Extractive QA with txtai

Introduction to extractive question-answering with txtai

In Parts 1 through 4, we gave a general overview of txtai, the backing technology and examples of how to use it for similarity searches. This article builds on that and extends to building extractive question-answering systems.

Install dependencies

Install txtai and all dependencies.

pip install txtai

Create an Embeddings and Extractor instances

The Embeddings instance is the main entrypoint for txtai. An Embeddings instance defines the method used to tokenize and convert a segment of text into an embeddings vector.

The Extractor instance is the entrypoint for extractive question-answering.

Both the Embeddings and Extractor instances take a path to a transformer model. Any model on the Hugging Face model hub can be used in place of the models below.

from txtai.embeddings import Embeddings
from txtai.pipeline import Extractor

# Create embeddings model, backed by sentence-transformers & transformers
embeddings = Embeddings({"path": "sentence-transformers/nli-mpnet-base-v2"})

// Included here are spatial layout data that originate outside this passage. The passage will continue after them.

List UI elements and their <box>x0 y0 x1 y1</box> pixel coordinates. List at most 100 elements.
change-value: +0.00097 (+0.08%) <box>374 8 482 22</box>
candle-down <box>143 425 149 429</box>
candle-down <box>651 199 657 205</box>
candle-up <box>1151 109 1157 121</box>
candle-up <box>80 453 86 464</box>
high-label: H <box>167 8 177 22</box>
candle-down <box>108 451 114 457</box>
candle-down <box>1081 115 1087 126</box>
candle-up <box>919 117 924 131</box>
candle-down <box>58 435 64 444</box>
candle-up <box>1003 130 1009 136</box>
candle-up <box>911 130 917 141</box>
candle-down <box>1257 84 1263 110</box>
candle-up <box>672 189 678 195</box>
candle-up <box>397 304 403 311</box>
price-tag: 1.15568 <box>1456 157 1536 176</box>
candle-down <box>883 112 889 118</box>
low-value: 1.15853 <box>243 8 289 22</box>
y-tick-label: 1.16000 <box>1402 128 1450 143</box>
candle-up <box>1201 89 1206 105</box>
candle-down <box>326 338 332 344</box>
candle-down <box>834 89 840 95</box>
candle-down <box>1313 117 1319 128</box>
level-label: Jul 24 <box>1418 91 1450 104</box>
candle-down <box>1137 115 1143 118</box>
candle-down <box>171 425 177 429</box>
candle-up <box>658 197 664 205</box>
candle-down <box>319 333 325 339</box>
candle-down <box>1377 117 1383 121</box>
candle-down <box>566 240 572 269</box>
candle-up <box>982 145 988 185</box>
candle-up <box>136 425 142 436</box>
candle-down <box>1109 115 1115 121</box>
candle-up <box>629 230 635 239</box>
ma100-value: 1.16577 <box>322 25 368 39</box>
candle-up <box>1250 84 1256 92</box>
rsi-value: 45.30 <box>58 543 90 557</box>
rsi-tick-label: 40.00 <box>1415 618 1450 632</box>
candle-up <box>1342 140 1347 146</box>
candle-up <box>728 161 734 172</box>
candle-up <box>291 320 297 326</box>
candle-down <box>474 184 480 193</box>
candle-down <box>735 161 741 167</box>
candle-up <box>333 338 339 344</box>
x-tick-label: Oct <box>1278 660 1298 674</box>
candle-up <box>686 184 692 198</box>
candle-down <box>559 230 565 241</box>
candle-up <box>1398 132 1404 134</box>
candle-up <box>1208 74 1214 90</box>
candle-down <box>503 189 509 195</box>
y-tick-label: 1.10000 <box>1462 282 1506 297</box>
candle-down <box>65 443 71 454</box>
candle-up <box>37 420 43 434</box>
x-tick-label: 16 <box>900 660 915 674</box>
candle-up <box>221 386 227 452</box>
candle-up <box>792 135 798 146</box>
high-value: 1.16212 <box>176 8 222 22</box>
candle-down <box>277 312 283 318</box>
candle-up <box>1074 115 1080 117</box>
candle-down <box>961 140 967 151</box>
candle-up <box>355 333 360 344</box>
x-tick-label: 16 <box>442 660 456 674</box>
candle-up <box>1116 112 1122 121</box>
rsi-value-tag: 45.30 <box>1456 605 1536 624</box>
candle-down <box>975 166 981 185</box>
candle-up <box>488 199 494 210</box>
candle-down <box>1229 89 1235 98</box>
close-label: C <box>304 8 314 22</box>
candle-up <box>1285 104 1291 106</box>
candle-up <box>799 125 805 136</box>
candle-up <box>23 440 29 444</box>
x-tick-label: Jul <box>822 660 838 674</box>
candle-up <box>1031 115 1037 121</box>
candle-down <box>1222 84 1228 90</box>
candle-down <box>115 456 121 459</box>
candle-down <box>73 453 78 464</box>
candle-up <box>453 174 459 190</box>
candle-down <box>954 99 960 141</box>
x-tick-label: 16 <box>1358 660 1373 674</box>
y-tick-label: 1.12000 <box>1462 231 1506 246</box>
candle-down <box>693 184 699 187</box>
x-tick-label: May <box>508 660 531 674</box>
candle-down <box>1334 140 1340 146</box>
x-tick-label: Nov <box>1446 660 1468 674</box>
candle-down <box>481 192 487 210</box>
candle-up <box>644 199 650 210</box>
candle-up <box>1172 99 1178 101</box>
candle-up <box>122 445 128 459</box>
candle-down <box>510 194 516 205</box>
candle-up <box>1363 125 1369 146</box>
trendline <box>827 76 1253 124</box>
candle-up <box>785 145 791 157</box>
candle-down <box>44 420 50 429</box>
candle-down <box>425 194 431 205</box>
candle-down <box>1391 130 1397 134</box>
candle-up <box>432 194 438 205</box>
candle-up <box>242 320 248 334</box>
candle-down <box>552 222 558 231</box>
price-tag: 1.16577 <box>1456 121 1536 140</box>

# Create extractor instance
extractor = Extractor(embeddings, "distilbert-base-cased-distilled-squad")
data = ["Giants hit 3 HRs to down Dodgers",
        "Giants 5 Dodgers 4 final",
        "Dodgers drop Game 2 against the Giants, 5-4",
        "Blue Jays beat Red Sox final score 2-1",
        "Red Sox lost to the Blue Jays, 2-1",
        "Blue Jays at Red Sox is over. Score: 2-1",
        "Phillies win over the Braves, 5-0",
        "Phillies 5 Braves 0 final",
        "Final: Braves lose to the Phillies in the series opener, 5-0",
        "Lightning goaltender pulled, lose to Flyers 4-1",
        "Flyers 4 Lightning 1 final",
        "Flyers win 4-1"]

questions = ["What team won the game?", "What was score?"]

execute = lambda query: extractor([(question, query, question, False) for question in questions], data)

for query in ["Red Sox - Blue Jays", "Phillies - Braves", "Dodgers - Giants", "Flyers - Lightning"]:
    print("----", query, "----")
    for answer in execute(query):
        print(answer)
    print()

# Ad-hoc questions
question = "What hockey team won?"

print("----", question, "----")
print(extractor([(question, question, question, False)], data))
---- Red Sox - Blue Jays ----
('What team won the game?', 'Blue Jays')
('What was score?', '2-1')

---- Phillies - Braves ----
('What team won the game?', 'Phillies')
('What was score?', '5-0')

---- Dodgers - Giants ----
('What team won the game?', 'Giants')
('What was score?', '5-4')

---- Flyers - Lightning ----
('What team won the game?', 'Flyers')
('What was score?', '4-1')

---- What hockey team won? ----
[('What hockey team won?', 'Flyers')]